Wendy Smoak Wiki: TomcatKerberosConfigOnly

Changing Tomcat 5.0's jsp-examples webapp from UserDatabase? to Kerberos by modifying only config files

Currently, the URL http://localhost:8080/jsp-examples/security/protected/index.jsp is protected by form-based authentication. Users and Roles are configured in tomcat-users.xml.

This page explains how to use Kerberos for authentication by modifying only configuration files. For other options, see: TomcatKerberos.

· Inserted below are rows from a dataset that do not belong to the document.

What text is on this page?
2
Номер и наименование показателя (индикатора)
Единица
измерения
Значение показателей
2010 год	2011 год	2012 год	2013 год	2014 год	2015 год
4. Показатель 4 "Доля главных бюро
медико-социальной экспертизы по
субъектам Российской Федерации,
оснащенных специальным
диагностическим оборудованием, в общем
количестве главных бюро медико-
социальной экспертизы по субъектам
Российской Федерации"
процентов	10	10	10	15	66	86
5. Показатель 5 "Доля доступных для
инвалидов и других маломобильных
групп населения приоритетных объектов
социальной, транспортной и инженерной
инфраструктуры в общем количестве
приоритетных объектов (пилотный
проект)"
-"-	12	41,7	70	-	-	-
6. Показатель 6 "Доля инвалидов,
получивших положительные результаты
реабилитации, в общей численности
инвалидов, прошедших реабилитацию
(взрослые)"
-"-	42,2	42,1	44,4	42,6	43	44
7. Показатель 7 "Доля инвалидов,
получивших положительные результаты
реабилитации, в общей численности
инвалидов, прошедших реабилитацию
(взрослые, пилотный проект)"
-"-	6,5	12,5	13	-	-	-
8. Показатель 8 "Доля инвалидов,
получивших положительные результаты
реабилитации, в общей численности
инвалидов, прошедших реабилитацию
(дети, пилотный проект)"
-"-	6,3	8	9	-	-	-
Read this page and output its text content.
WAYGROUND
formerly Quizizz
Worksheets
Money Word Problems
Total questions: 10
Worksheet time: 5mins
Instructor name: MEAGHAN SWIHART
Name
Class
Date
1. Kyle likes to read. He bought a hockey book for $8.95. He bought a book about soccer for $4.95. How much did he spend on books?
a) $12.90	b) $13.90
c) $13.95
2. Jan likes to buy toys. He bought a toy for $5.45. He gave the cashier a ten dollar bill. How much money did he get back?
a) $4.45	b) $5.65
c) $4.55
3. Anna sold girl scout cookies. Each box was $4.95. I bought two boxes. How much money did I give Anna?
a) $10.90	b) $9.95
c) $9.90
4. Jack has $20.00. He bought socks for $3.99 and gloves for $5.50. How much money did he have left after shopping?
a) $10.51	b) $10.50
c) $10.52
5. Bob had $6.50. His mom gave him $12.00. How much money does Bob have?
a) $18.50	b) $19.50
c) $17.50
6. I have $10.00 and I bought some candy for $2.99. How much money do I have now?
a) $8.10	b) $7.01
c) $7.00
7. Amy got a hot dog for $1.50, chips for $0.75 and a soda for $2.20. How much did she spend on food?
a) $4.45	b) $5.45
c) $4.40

Add the JAAS configuration file to $TOMCAT_HOME/conf

jaas.conf

Tomcat {
  com.sun.security.auth.module.Krb5LoginModule required;
};

Start Catalina with these environment variables:
- java.security.krb5.realm=<your realm>
- java.security.krb5.kdc=<your kdc:port>
- java.security.auth.login.config=$CATALINA_HOME/conf/jaas.conf

catalina.bat (all on one line!)

set JAVA_OPTS=-Djava.security.krb5.realm=<your realm> 
              -Djava.security.krb5.kdc=<your kdc:port> 
              -Djava.security.auth.login.config=$CATALINA_HOME/conf/jaas.conf

Configure the JAASRealm

server.xml

      <Realm className="org.apache.catalina.realm.JAASRealm"
                 appName="Tomcat"
                 userClassNames="javax.security.auth.kerberos.KerberosPrincipal"
                 roleClassNames="javax.security.auth.kerberos.KerberosPrincipal"
                 useContextClassLoader="true"
                 debug="99"/>

Sun's [Krb5LoginModule] comes back with *one* [KerberosPrincipal] with 'name' equal to the userid @ the Kerberos realm.

Add an auth constraint matching the user and Kerberos realm.
Add a security role matching the user and Kerberos realm.

$TOMCAT_HOME/webapps/jsp-examples/WEB-INF/web.xml

    <!-- Anyone with one of the listed roles may access this area -->
    <security-constraint>
      ...
      <auth-constraint>
         <role-name>tomcat</role-name>
         <role-name>role1</role-name>
         <role-name>wsmoak@ASU.EDU</role-name>   <!-- added -->
      </auth-constraint>
    </security-constraint>

    <!-- Security roles referenced by this web application -->
    <security-role>
      <role-name>role1</role-name>
    </security-role>
    <security-role>
      <role-name>tomcat</role-name>
    </security-role>
    <security-role>
      <role-name>wsmoak@ASU.EDU</role-name>  <!-- added -->
    </security-role>

Try it out:
- Restart Tomcat
- navigate to http://localhost:8080/jsp-examples/security/protected/index.jsp
- Log in with your Kerberos userid and password

For other options, see TomcatKerberos.